Padura sabe situarse en el límite. Su posicionamiento ha recibido un reconocimiento exterior -y el Premio Princesa de Asturias es la más reciente prueba- al convertir en literatura lo que el poder capitalista quiere escuchar sobre Cuba; a saber: que el socialismo es incapaz de resolver los problemas cotidianos de los cubanos, que genera pobreza, […]
Padura sabe situarse en el límite. Su posicionamiento ha recibido un reconocimiento exterior -y el Premio Princesa de Asturias es la más reciente prueba- al convertir en literatura lo que el poder capitalista quiere escuchar sobre Cuba; a saber: que el socialismo es incapaz de resolver los problemas cotidianos de los cubanos, que genera pobreza, y que además, como si de un sistema totalitario se tratara, censura y persigue a los intelectuales. Construir este relato de Cuba -que no es original, sino que reproduce y legitima el relato dominante- ha beneficiado al autor de El hombre que amaba a los perros, pues le ha permitido proyectar internacionalmente su imagen como escritor «contestatario». Padura hubiera deseado que le censuraran para hacerse famoso, como canta Buena Fe. Sin embargo, no solo no le censuraron, sino que además las instituciones cubanas supieron reconocerle su talento literario. Así que, desde el exterior, desde el Imperio, tuvieron que hacerle famoso y empezar a premiarle antes de que le censuraran, porque, a pesar de sus rezos, su literatura nunca fue prohibida en Cuba.
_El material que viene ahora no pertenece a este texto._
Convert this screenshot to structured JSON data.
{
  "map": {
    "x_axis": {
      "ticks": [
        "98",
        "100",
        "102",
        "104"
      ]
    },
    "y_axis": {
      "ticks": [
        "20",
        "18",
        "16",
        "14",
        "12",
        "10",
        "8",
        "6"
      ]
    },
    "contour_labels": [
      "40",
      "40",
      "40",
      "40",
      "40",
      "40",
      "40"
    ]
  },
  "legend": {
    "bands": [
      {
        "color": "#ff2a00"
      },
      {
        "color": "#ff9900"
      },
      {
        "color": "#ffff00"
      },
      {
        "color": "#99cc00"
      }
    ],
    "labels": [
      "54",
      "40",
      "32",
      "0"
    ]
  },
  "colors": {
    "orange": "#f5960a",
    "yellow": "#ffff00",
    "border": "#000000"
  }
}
«Sube el telón y hay un artista rezando / que lo censuren para hacerse famoso»: canta el grupo de pop cubano Buena Fe en «Catalejo», una de sus canciones más celebradas. Cuando escucho estos versos no puedo evitar pensar inmediatamente en Leonardo Padura. El escritor cubano, flamante Premio Princesa de Asturias, ha sabido situarse en una calculada ambigüedad que a la vez que le permite ser reconocido en el interior de la isla -es Premio Nacional de Literatura y uno de los escritores más leídos en Cuba- puede con facilidad mostrarse, de cara al exterior, como un escritor de oposición al «régimen» y próximo a la disidencia, al contener su literatura una alta dosis de crítica ante la realidad cubana, que en buena medida coincide con el discurso que el Imperio ha construido sobre lo que ocurre en Cuba.
Aunque el relato dominante nos habla de Cuba como un régimen dictatorial donde la libertad de expresión brilla por su ausencia, lo cierto es que la existencia de novelistas como Padura demuestra todo lo contrario. Que un escritor como Padura, como tantos otros, sea reconocido y leído en Cuba, incluso laureado, significa que en Cuba es posible la crítica, la oposición, la libre expresión de pensamientos, la libre circulación de distintas sensibilidades.
Porque, ¿de qué cosas hablan los textos de Padura? Tomemos como ejemplo su obra más conocida en España, El hombre que amaba a los perros (Tusquets, 2009). La novela se divide entre distintos escenarios, cada uno de ellos protagonizado por un personaje distinto. España, la URSS, México o Cuba; Ramón Mercader, León Trotski y un frustrado novelista cubano que no puede desarrollar, debido a supuestas presiones política, su carrera literaria en Cuba, son los espacios y los personajes que se entrelazan en El hombre que amaba los perros de Leonardo Padura. Para narrar el asesinato de Trotski, Padura describe y analiza lo que podemos denominar «tres momentos totalitarios» de la Historia del siglo XX: la España republicana durante la Guerra Civil Española, las purgas de Stalin en la Unión Soviética (cuya expansión territorial llega hasta Coyacán, en México D.F., con el asesinato de Trotski por parte de Mercader), y las persecuciones a los intelectuales en la Cuba revolucionaria.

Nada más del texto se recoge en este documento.